혈장 중 트리플루살의 분석조건설정 및 트리플루살 제제의 생물학적 동등성
우혜승,신택환,전호성,최성업,이상길,조성완,최영욱 중앙대학교 약학연구소 2000 약학 논총 Vol.14 No.-
Triflusal is an inhibitor of platelet aggregation structurally related to the salicylate group. Triflusal and its active metabolite 2-hydroxy-4-trifluoromethyl benzoic acid (HTB) have platelet antiaggregant effect. A fast short-step and simple method for determining of triflusal in human plasma has been developed and validated. The procedure was linear in the range from 0.1 to 5 ug/ml for triflusal. The intraday and interday validation for coefficient of variance (CV, %) and relative error (RE) were less than ±15%. Based on this analysis method, the bioequivalence of two triflusal capsules, Disgren^TM and Tris^TM was evaluated according to the guidlines of Korea Food and Drug Administration (KFDA). Sixteen healthy male volunteers, 66.25±6.82kg in body weight and 23.25±1.48 in age, were divided into two groups and a randomized 2×2 cross-over study was employed.

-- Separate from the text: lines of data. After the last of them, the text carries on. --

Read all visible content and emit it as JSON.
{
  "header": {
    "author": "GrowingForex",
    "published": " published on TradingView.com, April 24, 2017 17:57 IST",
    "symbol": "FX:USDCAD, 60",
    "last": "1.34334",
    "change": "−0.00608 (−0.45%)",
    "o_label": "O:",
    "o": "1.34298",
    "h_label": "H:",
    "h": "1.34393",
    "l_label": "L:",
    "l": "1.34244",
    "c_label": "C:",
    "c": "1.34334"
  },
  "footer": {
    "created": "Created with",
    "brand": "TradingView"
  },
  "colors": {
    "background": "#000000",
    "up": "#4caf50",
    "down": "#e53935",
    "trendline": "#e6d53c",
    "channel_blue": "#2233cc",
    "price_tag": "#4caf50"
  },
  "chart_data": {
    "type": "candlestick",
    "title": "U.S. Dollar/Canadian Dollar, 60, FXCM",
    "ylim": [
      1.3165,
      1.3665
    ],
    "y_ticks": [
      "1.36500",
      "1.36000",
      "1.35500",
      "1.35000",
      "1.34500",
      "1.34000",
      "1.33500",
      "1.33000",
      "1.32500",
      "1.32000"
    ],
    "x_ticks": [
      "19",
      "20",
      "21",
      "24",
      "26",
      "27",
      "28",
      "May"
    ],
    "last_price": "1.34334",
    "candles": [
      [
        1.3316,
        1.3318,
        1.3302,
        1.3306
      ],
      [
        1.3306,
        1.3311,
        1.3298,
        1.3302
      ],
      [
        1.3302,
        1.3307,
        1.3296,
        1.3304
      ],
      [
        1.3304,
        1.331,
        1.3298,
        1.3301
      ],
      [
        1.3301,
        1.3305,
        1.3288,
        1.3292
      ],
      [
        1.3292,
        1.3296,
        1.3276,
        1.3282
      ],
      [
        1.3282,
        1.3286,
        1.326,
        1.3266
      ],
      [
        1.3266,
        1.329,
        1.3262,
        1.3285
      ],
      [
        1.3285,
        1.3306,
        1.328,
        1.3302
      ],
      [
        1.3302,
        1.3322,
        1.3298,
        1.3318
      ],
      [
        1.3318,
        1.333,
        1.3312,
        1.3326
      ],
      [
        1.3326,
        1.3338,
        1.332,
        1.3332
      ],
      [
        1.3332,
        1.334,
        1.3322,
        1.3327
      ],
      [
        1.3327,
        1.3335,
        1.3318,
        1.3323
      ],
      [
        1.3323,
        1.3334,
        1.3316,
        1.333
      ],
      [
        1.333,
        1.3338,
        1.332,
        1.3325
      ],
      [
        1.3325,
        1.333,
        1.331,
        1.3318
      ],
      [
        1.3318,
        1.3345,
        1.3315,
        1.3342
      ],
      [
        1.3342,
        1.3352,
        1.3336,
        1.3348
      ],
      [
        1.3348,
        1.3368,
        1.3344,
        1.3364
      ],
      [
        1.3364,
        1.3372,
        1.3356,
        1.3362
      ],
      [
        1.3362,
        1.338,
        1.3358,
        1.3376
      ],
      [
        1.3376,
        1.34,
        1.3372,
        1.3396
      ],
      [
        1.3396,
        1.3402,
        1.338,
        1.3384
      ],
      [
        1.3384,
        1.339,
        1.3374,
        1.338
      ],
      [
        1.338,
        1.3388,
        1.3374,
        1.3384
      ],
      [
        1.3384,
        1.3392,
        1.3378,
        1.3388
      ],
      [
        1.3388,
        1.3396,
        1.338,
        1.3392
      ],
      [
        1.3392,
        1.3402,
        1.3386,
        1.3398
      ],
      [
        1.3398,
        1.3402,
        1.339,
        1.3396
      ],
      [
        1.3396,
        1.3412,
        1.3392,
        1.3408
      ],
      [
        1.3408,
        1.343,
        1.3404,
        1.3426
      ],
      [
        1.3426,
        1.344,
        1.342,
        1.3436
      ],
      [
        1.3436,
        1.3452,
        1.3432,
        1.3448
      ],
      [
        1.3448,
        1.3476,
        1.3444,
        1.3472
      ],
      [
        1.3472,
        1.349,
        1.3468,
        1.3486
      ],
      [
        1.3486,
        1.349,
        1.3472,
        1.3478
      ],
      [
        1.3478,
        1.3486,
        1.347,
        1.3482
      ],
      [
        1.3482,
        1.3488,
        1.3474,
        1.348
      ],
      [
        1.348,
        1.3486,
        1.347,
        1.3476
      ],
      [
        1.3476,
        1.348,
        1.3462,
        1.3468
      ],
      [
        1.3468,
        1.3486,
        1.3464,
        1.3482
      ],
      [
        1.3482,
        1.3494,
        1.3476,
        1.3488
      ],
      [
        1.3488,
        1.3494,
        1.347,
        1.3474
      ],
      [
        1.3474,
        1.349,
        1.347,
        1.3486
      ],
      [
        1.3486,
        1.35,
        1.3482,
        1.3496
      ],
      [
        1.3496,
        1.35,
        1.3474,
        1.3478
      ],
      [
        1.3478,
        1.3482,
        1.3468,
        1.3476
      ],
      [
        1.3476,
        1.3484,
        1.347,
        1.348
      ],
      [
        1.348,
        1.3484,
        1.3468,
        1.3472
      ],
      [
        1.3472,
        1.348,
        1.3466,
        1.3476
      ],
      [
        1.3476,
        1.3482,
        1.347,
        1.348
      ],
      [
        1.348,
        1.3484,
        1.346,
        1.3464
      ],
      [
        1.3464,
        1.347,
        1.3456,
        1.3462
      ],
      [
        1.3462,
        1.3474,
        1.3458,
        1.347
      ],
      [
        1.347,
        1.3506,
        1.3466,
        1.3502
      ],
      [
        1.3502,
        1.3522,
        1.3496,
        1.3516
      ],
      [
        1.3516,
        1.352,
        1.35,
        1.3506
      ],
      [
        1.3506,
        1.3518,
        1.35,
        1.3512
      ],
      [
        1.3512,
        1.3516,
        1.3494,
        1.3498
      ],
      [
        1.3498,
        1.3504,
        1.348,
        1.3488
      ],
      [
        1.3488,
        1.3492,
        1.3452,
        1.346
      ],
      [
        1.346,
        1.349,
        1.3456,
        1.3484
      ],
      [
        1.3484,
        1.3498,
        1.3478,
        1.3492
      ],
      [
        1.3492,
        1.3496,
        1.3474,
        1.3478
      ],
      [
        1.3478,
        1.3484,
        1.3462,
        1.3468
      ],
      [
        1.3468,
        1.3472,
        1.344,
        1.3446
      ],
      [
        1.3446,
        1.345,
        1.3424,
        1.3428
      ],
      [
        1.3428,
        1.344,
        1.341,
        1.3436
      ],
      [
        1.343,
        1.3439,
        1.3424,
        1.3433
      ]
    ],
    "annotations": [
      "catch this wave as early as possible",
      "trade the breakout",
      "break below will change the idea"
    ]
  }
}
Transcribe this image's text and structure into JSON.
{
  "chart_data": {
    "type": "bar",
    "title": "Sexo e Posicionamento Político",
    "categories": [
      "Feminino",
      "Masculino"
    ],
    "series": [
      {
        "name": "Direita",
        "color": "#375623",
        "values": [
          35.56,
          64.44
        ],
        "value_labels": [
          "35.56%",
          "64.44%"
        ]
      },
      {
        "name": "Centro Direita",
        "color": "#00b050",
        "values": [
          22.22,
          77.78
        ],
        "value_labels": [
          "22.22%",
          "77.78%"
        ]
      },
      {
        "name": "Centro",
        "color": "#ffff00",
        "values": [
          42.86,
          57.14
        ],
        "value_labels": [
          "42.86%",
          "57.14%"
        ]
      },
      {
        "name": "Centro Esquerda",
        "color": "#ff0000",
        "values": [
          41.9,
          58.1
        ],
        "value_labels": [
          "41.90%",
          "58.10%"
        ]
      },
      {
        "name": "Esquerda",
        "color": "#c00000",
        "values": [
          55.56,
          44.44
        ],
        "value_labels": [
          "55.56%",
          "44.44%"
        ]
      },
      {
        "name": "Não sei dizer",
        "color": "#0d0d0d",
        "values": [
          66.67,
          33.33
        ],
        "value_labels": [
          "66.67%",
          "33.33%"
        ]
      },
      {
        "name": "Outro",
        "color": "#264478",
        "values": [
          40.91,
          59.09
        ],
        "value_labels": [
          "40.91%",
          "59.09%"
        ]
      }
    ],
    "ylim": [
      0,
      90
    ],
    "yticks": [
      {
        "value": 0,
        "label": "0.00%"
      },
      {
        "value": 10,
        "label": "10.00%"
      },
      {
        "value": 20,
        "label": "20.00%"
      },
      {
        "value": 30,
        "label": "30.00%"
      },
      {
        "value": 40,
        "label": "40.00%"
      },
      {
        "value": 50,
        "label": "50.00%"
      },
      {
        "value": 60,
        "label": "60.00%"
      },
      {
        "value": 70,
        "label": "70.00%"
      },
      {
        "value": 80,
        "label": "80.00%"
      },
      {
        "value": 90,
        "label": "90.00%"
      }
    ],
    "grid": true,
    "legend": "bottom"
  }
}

After one capsule containing 300mg of triflusal was orally administered, blood samples were taken at the predetermined time intervals and the concentrations of triflusal in plasma were determined by protein precipitation method using HPLC with UV detector. Pharmacokinetic parameters such as AUC, C_max and T_max were calculated and ANOVA was employed for the statistical analysis of parameters. The results were revealed that the differences in AUC, C_max and T_max between two capsules were 2.58%, -0.74% and 17.09%, respectively. The power (1-β) for AUC and C_max were above than 80%. Minimum detectable differences (Δ) at α=0.1 and 1-β=0.8 and 90% confidence intervals for AUC and C_max were all less than ±20. All of the above mentioned parameters met the criteria of KFDA guidlines for bioequivalence, indicating that Tris^TM capsule is bioequivalent to Disgren^TM capsules.